Tekrardan kafamı kaldırıp kapıda duran iki adama baktım. Yerdeki hareketliliğim Korhan'ın dikkatini çekmiş olacaktı ki başını indirdi ve bana baktı. Zehirli gözleri ruhumu zorluyordu. Gözlerim gözleriyle buluştuğunda gülüşü kulaklarına vardı ve içeri doğru bir adım atmaya kalktı. Onun bu hareketini önceden tahmin eden Alex büstünü kabartarak bir adım sola kaydı ve bu eve giremeyeceğini belli edercesine hiç ayırmadığı gözlerini kıstı. Korhan'a bakmaya devam ediyordu.

Alex'in yüzüne baktığımda bembeyaz olduğunu fark ettim. Çenesini öyle bir sıkıyordu ki dişlerinin nasıl kırılmadığını düşünmeden edemedim. Çene kemiği daha önce hiç bu kadar çıkık görünmemişti gözüme. Ela hareleri sanki yeşil ve kahve tonlarına hiç sahip olmamış gibi koyulaşmıştı. Bir eli hala kapıdayken diğer eliyle yumruk yapmış öylece duruyordu. Parmak boğumları da aynı yüzü gibi bembeyazdı. Onu daha önce hiç bu kadar sinirli görmemiştim. Ama o kadar iyi kontrol ediyordu ki kendini, hayran kalarak izledim. Normalde de dıştan soğuk biri gibi duruyordu fakat şimdi farklıydı.

Koruması ve yaşaması gereken, uğruna ölüp öldürebileceği bir hayatı olan kaplanlara benziyordu. Ve bu belgeseldeki kaplan Alex, hayatsa bendim. Hepimiz kendi hayatlarımızın kaplanlarıydık. Ve birbirimizin hayatıydık.
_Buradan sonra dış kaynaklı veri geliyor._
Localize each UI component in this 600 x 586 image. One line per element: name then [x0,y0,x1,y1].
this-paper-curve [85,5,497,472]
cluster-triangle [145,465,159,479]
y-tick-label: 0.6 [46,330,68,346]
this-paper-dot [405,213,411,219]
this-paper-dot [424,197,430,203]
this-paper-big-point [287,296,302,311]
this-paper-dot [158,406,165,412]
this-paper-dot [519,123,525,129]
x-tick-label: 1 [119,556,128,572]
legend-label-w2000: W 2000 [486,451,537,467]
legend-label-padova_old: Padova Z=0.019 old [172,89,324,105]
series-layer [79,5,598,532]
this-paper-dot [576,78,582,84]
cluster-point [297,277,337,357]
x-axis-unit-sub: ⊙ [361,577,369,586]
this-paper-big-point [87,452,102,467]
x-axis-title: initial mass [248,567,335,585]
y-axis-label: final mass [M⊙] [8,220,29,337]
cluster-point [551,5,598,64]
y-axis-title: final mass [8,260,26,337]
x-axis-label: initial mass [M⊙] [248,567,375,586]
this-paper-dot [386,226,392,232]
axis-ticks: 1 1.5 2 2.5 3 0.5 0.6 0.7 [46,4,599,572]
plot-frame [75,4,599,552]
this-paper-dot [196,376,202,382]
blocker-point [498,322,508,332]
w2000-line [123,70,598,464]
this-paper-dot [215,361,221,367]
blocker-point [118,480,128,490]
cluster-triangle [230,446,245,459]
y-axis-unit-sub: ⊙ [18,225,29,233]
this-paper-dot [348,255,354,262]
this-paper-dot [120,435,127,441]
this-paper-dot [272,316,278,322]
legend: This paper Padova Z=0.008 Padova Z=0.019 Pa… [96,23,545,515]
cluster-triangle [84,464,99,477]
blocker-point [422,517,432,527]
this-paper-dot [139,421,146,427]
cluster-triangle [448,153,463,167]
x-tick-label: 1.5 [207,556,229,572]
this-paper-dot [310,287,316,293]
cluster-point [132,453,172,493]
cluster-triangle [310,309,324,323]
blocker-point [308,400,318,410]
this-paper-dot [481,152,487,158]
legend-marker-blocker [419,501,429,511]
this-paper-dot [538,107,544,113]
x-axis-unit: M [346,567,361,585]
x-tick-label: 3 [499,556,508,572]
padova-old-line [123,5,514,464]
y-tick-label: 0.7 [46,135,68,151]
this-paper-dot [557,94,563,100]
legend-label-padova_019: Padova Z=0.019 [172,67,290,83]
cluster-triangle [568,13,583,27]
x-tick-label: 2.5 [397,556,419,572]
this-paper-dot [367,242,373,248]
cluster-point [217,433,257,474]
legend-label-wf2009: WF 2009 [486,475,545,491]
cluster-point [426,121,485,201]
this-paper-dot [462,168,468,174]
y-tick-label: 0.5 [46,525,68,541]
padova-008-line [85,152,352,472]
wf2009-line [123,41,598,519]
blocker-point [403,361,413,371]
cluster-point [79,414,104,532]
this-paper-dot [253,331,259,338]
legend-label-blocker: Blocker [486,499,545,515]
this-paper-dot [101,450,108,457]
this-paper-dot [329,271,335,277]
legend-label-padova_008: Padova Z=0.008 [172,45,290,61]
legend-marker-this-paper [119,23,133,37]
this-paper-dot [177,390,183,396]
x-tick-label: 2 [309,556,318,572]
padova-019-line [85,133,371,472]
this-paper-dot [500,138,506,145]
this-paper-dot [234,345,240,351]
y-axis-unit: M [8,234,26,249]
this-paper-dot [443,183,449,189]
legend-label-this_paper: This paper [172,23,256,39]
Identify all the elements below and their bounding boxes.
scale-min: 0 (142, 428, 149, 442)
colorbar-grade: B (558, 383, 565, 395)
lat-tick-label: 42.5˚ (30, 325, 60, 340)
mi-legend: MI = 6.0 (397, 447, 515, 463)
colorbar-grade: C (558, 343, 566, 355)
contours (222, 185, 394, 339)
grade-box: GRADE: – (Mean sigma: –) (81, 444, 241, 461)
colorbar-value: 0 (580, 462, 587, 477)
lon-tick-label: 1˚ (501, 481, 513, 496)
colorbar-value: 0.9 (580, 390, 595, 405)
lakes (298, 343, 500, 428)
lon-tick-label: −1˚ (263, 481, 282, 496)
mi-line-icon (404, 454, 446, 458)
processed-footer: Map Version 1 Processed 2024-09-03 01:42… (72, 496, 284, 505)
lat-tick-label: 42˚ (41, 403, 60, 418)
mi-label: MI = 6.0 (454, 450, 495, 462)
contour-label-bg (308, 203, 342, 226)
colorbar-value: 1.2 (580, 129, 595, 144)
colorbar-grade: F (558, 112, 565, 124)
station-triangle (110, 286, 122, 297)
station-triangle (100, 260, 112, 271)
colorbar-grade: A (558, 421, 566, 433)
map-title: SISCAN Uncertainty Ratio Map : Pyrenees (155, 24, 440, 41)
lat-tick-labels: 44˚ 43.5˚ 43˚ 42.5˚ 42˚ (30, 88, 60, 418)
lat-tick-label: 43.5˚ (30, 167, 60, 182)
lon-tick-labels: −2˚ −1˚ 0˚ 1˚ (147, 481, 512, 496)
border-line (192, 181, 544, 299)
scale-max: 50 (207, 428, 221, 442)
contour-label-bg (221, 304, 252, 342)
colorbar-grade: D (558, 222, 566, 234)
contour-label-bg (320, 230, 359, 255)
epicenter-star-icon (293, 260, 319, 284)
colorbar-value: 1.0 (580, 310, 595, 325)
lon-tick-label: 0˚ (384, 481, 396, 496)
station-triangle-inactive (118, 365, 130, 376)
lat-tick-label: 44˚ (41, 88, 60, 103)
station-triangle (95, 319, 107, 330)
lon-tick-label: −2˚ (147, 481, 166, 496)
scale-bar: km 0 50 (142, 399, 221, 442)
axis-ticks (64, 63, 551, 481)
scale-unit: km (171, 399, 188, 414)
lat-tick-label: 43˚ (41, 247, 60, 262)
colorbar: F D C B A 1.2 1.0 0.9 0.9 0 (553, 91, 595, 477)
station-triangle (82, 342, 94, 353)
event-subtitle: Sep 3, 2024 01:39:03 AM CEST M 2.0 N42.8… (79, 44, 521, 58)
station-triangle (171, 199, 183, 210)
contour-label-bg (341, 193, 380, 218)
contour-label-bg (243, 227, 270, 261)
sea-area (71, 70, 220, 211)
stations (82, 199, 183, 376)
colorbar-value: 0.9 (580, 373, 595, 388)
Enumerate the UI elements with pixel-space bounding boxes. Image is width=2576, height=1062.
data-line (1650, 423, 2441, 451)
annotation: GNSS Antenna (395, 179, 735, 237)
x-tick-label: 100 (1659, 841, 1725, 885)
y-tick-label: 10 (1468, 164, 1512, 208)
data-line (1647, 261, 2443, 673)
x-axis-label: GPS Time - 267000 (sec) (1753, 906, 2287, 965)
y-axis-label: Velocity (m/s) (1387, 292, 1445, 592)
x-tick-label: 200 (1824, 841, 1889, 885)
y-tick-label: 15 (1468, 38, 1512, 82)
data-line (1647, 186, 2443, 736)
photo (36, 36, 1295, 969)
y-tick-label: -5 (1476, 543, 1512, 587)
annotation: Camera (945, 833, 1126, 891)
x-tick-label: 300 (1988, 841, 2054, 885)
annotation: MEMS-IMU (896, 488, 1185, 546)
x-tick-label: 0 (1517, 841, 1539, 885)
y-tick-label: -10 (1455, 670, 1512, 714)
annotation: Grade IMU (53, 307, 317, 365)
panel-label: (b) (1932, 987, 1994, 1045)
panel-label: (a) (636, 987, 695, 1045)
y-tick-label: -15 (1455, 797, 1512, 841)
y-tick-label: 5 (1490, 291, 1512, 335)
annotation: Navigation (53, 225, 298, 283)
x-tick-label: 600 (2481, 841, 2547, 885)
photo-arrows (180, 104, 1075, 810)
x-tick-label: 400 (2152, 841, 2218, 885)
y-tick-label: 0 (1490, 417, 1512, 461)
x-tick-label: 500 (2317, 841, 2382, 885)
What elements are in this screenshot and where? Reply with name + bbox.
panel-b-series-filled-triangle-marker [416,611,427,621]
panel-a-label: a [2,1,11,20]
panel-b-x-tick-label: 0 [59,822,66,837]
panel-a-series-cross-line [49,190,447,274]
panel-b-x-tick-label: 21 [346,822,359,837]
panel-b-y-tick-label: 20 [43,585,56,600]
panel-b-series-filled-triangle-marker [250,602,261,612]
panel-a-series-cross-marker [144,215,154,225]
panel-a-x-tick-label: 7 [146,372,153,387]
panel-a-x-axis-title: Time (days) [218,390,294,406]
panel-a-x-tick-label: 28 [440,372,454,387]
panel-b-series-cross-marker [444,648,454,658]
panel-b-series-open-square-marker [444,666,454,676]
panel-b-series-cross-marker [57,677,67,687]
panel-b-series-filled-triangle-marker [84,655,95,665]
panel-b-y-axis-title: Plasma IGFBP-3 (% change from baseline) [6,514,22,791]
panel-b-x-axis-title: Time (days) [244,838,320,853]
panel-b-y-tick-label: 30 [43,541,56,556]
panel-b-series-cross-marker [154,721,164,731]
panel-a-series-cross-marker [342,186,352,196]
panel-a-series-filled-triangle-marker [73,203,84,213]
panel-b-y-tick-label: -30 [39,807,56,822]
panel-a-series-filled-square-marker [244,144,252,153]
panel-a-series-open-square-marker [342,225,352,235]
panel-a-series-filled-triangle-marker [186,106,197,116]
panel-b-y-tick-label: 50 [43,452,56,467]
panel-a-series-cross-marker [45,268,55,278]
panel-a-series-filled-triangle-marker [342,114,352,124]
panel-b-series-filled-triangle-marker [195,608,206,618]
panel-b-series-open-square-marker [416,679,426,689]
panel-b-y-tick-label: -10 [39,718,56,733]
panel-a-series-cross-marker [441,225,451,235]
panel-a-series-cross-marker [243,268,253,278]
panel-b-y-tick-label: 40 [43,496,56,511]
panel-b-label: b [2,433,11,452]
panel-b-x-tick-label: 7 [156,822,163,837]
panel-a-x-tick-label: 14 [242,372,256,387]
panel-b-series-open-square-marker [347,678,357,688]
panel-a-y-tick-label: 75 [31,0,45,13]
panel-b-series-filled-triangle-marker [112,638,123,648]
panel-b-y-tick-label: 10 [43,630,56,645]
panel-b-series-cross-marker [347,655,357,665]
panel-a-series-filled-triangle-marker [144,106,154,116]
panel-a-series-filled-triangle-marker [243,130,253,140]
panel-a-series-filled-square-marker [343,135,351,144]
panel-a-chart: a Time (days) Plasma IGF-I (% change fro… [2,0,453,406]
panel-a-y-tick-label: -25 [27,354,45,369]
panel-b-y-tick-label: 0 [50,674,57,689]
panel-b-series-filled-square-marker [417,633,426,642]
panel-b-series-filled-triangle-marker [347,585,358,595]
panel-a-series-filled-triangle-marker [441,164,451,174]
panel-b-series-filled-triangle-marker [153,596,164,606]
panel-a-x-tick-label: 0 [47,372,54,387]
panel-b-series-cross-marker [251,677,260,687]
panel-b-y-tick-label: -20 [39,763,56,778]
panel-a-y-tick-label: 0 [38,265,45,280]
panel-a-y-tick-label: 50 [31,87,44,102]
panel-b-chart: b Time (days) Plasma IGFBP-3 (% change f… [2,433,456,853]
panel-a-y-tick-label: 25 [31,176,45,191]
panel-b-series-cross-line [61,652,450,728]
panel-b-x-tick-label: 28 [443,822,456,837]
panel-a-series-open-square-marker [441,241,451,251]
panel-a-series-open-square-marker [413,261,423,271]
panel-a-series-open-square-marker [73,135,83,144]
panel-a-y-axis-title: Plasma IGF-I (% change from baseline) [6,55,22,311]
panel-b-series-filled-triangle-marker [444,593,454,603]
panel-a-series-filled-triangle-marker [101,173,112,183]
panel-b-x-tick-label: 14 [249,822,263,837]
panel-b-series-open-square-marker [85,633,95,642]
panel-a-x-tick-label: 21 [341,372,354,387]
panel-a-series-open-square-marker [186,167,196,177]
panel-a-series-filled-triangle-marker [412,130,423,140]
Birbirimizi korumamız şarttı çünkü birbirimizi yaşamamız gerekiyordu.

Korhan içeri giremeyeceğini anladığında bakışlarını tekrardan Alex'e çevirdi. Gözlerini devirerek bana baktığında tekrar gülümsedi. Diliyle dudaklarını yavaşça ıslattı ve hastalıklı bakışlarını tekrardan Alex'e çevirdi. O da sakin kalmak için büyük bir çaba sarf ediyordu. Bunu her halinden anlayabiliyordum.

Atmış olduğu adımı geri çektiğinde son kez bana baktı ve kucağımda yatan Alya'ya baktı. Uzunca bir süre ona baktıktan sonra boğazını temizledi.